Search code examples
apache-sparkpysparkhbaseapache-zookeeperthrift

HBase client for Spark cannot be authenticated in ZooKeeper using SASL


I'm processing HBase tables from Spark (EMR, in Yarn mode). Actually, PySpark - I don't think it is important. I call HBase through separate Thrift service from outside of the HBase cluster.

It looks like I was able to connect to the Thrift servers but I have some issue with ZooKeeper (because of the error point me to ZooKeeper port 2181).

Why does that happen and how can I fix that?

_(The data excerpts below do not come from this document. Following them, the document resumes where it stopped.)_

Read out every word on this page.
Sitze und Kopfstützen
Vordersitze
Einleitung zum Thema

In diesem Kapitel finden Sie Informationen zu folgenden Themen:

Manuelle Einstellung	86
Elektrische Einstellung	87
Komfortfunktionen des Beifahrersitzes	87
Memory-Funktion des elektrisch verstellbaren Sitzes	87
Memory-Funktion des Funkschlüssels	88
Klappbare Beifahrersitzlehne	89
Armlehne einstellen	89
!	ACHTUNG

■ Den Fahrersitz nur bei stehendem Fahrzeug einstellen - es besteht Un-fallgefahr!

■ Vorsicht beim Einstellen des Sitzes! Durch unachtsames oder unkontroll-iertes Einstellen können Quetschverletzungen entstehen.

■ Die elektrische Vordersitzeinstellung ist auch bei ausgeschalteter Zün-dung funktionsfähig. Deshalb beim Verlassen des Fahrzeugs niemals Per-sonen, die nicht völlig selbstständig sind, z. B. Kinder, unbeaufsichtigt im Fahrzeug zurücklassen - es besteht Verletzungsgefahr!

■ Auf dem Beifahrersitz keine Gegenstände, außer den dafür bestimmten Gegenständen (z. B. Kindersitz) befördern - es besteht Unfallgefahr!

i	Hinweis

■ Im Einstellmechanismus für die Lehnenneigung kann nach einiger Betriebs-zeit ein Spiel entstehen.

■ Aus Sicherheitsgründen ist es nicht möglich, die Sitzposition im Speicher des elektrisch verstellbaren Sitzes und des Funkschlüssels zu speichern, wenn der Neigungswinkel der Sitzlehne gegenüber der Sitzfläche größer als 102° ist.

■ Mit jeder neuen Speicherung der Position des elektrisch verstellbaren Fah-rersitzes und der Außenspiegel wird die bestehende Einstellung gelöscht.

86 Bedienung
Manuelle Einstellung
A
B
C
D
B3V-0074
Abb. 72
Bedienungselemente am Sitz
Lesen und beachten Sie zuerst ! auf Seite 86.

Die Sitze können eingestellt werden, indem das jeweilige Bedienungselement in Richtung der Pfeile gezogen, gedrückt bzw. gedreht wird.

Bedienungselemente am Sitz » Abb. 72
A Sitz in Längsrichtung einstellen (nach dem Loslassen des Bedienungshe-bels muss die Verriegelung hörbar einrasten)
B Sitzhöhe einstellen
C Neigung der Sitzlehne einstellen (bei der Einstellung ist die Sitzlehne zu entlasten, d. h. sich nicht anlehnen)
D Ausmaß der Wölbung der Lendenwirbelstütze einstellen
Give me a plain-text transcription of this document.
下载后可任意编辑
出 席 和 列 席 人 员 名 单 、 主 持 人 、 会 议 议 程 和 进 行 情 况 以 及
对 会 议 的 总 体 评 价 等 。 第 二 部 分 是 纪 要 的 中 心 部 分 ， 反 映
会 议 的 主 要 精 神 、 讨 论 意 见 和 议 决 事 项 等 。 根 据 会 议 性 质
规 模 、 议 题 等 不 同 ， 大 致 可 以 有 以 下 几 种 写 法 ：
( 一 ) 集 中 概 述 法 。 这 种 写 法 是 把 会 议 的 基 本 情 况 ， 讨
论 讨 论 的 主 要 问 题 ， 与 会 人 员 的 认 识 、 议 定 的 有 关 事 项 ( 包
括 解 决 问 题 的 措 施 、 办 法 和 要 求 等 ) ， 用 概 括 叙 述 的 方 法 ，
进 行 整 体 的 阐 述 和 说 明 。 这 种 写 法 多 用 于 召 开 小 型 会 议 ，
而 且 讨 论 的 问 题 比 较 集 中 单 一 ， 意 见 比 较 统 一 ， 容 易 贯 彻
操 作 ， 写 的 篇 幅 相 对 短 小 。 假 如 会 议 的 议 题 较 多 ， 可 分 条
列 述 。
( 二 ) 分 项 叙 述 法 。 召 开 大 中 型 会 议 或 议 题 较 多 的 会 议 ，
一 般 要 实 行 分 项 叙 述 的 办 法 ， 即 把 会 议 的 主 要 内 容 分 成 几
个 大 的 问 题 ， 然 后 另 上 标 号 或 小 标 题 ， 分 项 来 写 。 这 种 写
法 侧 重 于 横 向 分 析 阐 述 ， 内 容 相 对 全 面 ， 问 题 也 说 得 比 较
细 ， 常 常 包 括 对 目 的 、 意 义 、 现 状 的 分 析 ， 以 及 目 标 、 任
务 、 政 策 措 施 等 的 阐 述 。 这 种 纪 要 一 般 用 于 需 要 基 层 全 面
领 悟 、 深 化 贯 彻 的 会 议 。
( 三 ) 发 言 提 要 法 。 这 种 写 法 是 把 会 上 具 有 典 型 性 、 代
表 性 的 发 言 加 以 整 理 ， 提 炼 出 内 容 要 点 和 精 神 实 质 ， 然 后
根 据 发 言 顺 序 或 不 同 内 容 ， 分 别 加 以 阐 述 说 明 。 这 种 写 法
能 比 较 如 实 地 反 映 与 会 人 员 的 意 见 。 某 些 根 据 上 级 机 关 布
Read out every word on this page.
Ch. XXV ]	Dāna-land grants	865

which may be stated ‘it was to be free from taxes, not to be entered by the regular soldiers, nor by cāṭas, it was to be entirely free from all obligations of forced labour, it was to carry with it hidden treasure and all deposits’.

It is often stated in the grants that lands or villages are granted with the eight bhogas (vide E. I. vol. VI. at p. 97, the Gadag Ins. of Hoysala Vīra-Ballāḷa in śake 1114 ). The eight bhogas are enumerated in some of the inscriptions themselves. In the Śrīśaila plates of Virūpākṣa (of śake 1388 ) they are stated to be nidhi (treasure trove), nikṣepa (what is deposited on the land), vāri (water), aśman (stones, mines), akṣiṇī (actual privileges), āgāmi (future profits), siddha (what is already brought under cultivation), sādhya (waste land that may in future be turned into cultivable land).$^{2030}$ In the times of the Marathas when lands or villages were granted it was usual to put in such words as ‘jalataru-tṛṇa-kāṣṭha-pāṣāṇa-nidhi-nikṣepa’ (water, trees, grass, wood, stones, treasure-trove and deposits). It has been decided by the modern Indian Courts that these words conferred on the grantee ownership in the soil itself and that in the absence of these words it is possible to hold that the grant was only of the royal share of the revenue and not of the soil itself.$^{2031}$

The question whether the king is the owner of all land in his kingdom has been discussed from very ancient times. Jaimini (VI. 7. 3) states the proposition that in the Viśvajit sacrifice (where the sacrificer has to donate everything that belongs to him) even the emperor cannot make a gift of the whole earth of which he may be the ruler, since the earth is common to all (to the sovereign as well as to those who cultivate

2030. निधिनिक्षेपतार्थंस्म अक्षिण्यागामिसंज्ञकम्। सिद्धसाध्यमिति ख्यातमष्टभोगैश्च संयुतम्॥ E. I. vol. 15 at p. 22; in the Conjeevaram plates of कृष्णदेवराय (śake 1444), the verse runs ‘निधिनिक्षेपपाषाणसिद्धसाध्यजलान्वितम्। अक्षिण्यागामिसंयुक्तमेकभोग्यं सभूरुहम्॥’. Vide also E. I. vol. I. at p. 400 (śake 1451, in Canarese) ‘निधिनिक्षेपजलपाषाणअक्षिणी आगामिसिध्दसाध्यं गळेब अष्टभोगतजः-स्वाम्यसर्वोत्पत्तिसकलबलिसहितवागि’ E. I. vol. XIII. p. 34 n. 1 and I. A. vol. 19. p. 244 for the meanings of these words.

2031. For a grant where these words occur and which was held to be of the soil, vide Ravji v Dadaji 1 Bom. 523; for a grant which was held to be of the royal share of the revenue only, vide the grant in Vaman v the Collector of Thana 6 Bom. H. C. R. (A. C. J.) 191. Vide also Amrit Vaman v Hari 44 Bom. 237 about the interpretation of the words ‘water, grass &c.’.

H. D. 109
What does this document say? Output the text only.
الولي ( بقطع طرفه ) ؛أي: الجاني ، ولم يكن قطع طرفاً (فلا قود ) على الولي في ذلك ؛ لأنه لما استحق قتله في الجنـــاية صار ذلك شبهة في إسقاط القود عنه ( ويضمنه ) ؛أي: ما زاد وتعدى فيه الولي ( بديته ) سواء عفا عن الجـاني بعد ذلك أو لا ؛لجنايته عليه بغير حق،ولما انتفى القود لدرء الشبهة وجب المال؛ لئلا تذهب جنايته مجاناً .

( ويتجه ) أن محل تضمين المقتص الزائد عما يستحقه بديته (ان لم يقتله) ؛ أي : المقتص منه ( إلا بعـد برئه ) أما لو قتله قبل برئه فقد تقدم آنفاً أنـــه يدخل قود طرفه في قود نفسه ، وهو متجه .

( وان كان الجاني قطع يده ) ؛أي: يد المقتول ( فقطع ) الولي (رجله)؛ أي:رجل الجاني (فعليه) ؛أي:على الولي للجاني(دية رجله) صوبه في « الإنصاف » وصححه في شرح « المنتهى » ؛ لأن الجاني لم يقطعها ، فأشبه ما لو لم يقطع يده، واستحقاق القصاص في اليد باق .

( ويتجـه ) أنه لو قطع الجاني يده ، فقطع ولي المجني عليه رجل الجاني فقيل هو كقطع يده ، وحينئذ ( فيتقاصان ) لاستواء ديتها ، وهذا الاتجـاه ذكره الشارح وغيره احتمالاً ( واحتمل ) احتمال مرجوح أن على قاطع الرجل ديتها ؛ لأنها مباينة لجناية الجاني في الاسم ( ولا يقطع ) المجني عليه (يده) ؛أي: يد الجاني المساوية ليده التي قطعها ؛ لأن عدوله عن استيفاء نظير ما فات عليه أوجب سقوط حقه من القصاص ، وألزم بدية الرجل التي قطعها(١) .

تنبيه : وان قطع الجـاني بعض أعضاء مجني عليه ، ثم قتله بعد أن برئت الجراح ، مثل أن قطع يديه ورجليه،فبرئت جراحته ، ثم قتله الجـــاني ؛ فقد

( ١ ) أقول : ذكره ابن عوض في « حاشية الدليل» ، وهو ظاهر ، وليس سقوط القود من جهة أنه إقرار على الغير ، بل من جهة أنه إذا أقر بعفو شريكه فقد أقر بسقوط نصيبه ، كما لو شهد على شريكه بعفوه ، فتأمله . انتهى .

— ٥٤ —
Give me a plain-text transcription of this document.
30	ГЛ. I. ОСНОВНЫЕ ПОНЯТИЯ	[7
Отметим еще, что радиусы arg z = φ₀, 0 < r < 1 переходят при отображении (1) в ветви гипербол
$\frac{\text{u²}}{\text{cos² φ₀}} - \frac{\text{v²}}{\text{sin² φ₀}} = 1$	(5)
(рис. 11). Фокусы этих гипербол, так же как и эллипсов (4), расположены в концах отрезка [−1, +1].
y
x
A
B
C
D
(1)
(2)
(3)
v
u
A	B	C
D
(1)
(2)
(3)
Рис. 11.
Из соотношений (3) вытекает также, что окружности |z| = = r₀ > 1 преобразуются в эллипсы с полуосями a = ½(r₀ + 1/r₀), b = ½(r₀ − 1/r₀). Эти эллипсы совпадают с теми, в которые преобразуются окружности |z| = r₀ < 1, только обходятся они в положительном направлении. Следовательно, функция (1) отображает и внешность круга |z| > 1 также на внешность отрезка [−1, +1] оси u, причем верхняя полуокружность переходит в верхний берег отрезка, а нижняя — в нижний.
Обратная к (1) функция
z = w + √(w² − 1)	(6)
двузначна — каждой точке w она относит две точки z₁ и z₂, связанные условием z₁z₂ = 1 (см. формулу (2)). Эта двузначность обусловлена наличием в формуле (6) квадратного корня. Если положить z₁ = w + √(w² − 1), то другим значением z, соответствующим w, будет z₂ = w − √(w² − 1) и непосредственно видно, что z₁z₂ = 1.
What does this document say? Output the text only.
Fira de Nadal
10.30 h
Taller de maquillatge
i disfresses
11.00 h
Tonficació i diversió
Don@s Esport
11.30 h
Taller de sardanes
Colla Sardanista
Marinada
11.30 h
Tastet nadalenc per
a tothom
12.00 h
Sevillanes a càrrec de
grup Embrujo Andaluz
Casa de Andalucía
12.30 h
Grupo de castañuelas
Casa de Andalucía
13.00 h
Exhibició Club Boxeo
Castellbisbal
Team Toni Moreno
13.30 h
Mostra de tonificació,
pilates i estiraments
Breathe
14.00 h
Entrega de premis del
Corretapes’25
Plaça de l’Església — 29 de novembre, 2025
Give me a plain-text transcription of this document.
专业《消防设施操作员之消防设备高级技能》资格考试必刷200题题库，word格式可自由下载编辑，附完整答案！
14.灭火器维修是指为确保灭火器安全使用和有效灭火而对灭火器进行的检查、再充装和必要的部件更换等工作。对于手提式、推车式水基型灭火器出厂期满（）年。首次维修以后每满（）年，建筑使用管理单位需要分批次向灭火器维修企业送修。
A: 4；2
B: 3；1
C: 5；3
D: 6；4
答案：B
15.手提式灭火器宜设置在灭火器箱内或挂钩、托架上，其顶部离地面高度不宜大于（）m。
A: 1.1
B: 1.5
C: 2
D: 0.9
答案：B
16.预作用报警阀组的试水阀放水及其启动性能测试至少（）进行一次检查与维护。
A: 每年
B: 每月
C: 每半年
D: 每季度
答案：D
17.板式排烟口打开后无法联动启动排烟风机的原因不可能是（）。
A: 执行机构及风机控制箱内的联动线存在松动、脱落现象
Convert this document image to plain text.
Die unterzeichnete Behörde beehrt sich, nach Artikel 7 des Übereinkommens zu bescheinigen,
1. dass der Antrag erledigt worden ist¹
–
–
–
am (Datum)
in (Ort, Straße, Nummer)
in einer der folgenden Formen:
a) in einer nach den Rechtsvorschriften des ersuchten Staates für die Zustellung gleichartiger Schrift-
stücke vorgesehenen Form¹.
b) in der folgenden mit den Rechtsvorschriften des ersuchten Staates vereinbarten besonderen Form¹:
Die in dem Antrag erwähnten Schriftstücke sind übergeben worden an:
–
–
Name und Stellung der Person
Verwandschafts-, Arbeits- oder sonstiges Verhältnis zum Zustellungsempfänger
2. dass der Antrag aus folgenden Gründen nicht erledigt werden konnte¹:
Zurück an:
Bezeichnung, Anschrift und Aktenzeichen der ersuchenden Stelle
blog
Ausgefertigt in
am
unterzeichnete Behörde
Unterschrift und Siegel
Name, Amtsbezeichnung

17/08/02 20:21:31 INFO ZooKeeper: Client environment:java.io.tmpdir=/tmp
17/08/02 20:21:31 INFO ZooKeeper: Client environment:java.compiler=<NA>
17/08/02 20:21:31 INFO ZooKeeper: Client environment:os.name=Linux
17/08/02 20:21:31 INFO ZooKeeper: Client environment:os.arch=amd64
17/08/02 20:21:31 INFO ZooKeeper: Client environment:os.version=4.4.35-33.55.amzn1.x86_64
17/08/02 20:21:31 INFO ZooKeeper: Client environment:user.name=hadoop
17/08/02 20:21:31 INFO ZooKeeper: Client environment:user.home=/home/hadoop
17/08/02 20:21:31 INFO ZooKeeper: Client environment:user.dir=/home/hadoop/data
17/08/02 20:21:31 INFO ZooKeeper: Initiating client connection, connectString=thrift-internal.production.k8s.prod.node.io:2181 sessionTimeout=180000 watcher=org.apache.hadoop.hbase.zookeeper.PendingWatcher@2818bc0e
17/08/02 20:21:31 INFO ClientCnxn: Opening socket connection to server ip-172-23-115-152.us-west-2.compute.internal/172.23.115.152:2181. Will not attempt to authenticate using SASL (unknown error)

Solution

  • As an HBase client, you have to connect to both: HBase service (directly or through Thrift) and ZooKeeper service (which usually runs on the same server as HBase Master).

    When you connect to HBase using Thrift servers the library uses the same host address to communicate to ZooKeeper.

    hbase = happybase.Connection(host, port=port, timeout=10000)
    

    However, this ZooKeeper address is not correct if Thrift servers work on a separate hardware/IPs.

    So, you have to connect to Thrift using the regular code

    hbase = happybase.Connection(host, port=port, timeout=10000)
    

    but specify HBaseHost (ZooKeeper) when you connect to a table by hbase.zookeeper.quorum parameter:

       conf = {"hbase.zookeeper.quorum": HBaseHost, "hbase.mapreduce.inputtable": table}
       rdd = spark_context.newAPIHadoopRDD(
            "org.apache.hadoop.hbase.mapreduce.TableInputFormat",
            "org.apache.hadoop.hbase.io.ImmutableBytesWritable",
            "org.apache.hadoop.hbase.client.Result",
            keyConverter=keyConv,
            valueConverter=valueConv,
            conf=conf
        )
    

    The ZooKeeper address might be also specified in hbase-site.xml as hbase.zookeeper.quorum property. Then you need to include this config file in your's HBase client settings.